El señor Horton de la segunda rama vino a desayunar con la anciana señora Horton.
Al escuchar que Lewis y Keira aún no se habían levantado, la anciana señora Horton inmediatamente sonrió tan ampliamente que sus ojos casi desaparecieron.
Salieron juntos anoche, y después de regresar, ambos entraron en la habitación de Lewis. Eso fue lo que Fiona le informó a primera hora de la mañana.
Ahora, estaba verdaderamente encantada desde el fondo de su corazón.
El señor Horton no pudo evitar fruncir el ceño.
—Cuñada, los ancianos están en casa, y tu nuera todavía no se levanta a estas horas; ¿acaso suele respetarte?
Estaba preocupado de que Keira pudiera negligir a la anciana señora Horton.
La anciana señora Horton inmediatamente dijo:
—Cuñado, ese tipo de charla es demasiado. Cuando los jóvenes duermen mucho, ¡deben dormir más! Además, ya te dije, mi nuera es notable, no solo es obediente y amable, sino también alguien con quien no se puede jugar. Normalmente, incluso me ayuda a cuidar de Lewis. Estoy cien por ciento satisfecha con esta nuera.
Al ver que la anciana señora Horton hablaba así, el señor Horton también se calmó.
—Es bueno mientras sea obediente. Pero hay un aspecto de tu nuera que no es tan grandioso.
La anciana señora Horton se puso incómoda.
—¿Qué no es tan grandioso?
—Su origen no está a la altura. Escuché que es de una familia de clase media en Oceanion?
El señor Horton soltó un leve suspiro.
—La primera rama de la familia, esa hija ilegítima, aunque te adula insinceramente, ahora está a punto de entrar en una alianza matrimonial con la Familia Cobb en Clance. Si la Familia Cobb en Clance apoya a la primera rama, entonces Lewis estará bajo mayor presión. No puedo esperar que la esposa de Lewis venga de esas cinco familias prestigiosas en Clance, pero si pudiera venir incluso de cualquiera de las familias prestigiosas de primer nivel, realmente podría ayudar a Lewis. ¡Este matrimonio es solo esta área donde estamos en desventaja!

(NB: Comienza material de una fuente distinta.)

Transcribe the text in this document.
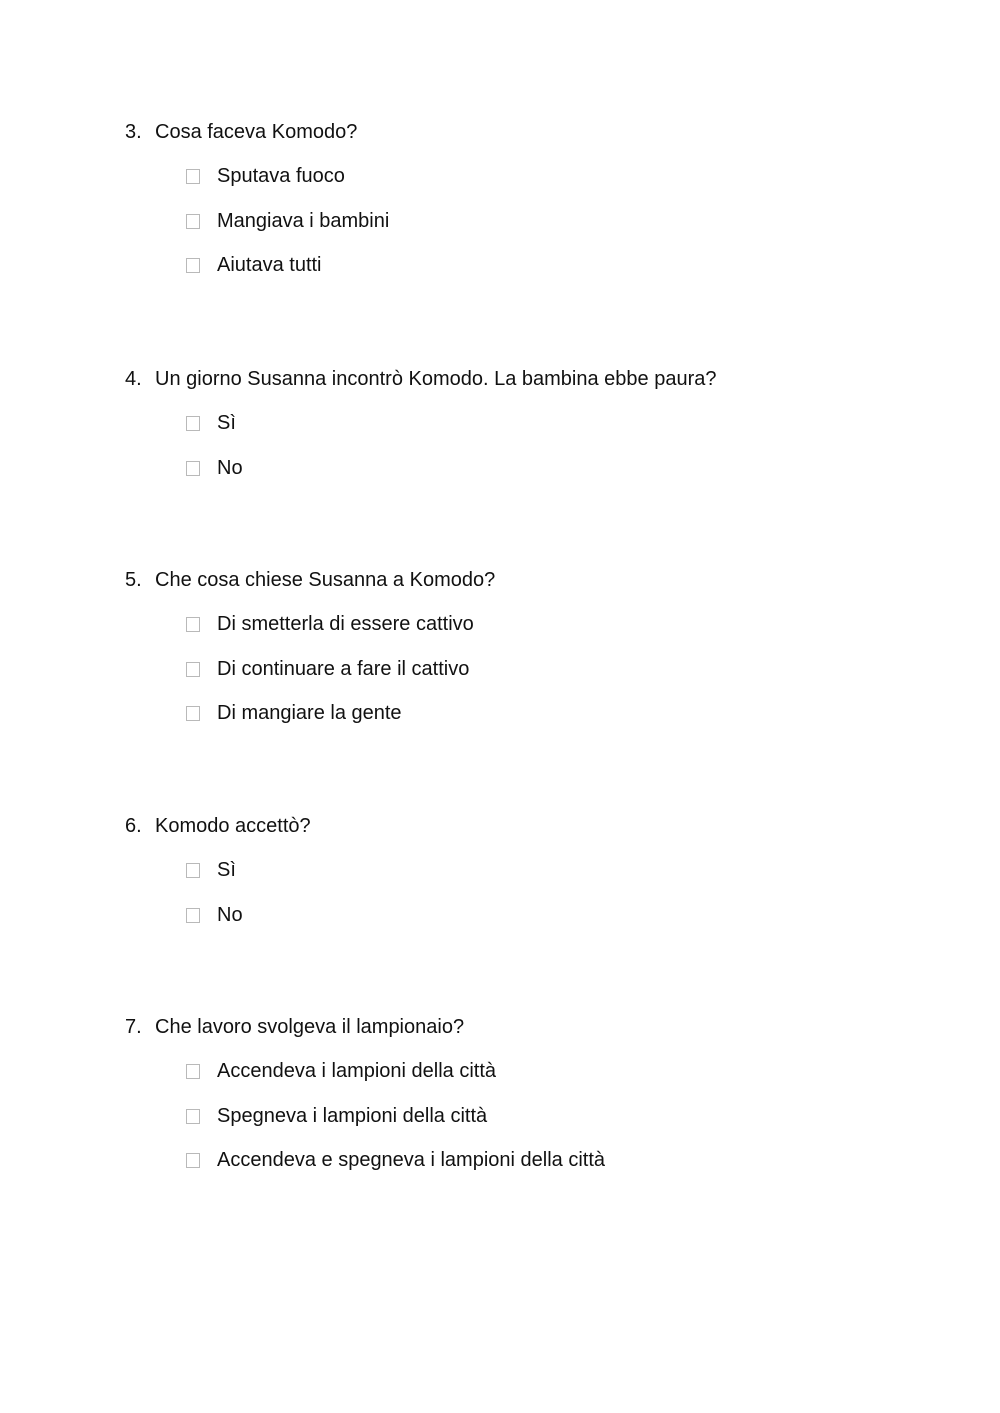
3. Cosa faceva Komodo?
Sputava fuoco
Mangiava i bambini
Aiutava tutti
4. Un giorno Susanna incontrò Komodo. La bambina ebbe paura?
Sì
No
5. Che cosa chiese Susanna a Komodo?
Di smetterla di essere cattivo
Di continuare a fare il cattivo
Di mangiare la gente
6. Komodo accettò?
Sì
No
7. Che lavoro svolgeva il lampionaio?
Accendeva i lampioni della città
Spegneva i lampioni della città
Accendeva e spegneva i lampioni della città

La anciana señora Horton sabía que el señor Horton no estaba burlándose de Keira sino sintiendo pesar, sin embargo ella reprendió:
—No puedes decir esas cosas frente a mi nuera. Nadie es perfecto. ¿Crees que ese mocoso es bueno? ¡Mi nuera es excelente en todas las áreas, lo que compensa su origen menos que ideal!
El señor Horton suspiró, sin preocuparse.
Una alianza matrimonial en familias ricas también era un medio para unir fuerzas.
Si tan solo el origen de Keira pudiera haber sido un poco más alto…
Mientras hablaban, Keira y Lewis salieron del dormitorio después de refrescarse.
Justo cuando salieron, Fiona entró desde afuera, sosteniendo una caja que entregó a Keira.
—Señora, esto fue enviado por el Tío Olsen temprano esta mañana…
Keira echó un vistazo y de inmediato se quedó paralizada.
El logo en la caja era de una marca de joyas de lujo.
Pero… Justo ayer, mencionó al guapo tío que los regalos para miembros más jóvenes de la familia podrían incluir joyas, ¿y hoy el Tío Olsen había enviado una caja de joyas?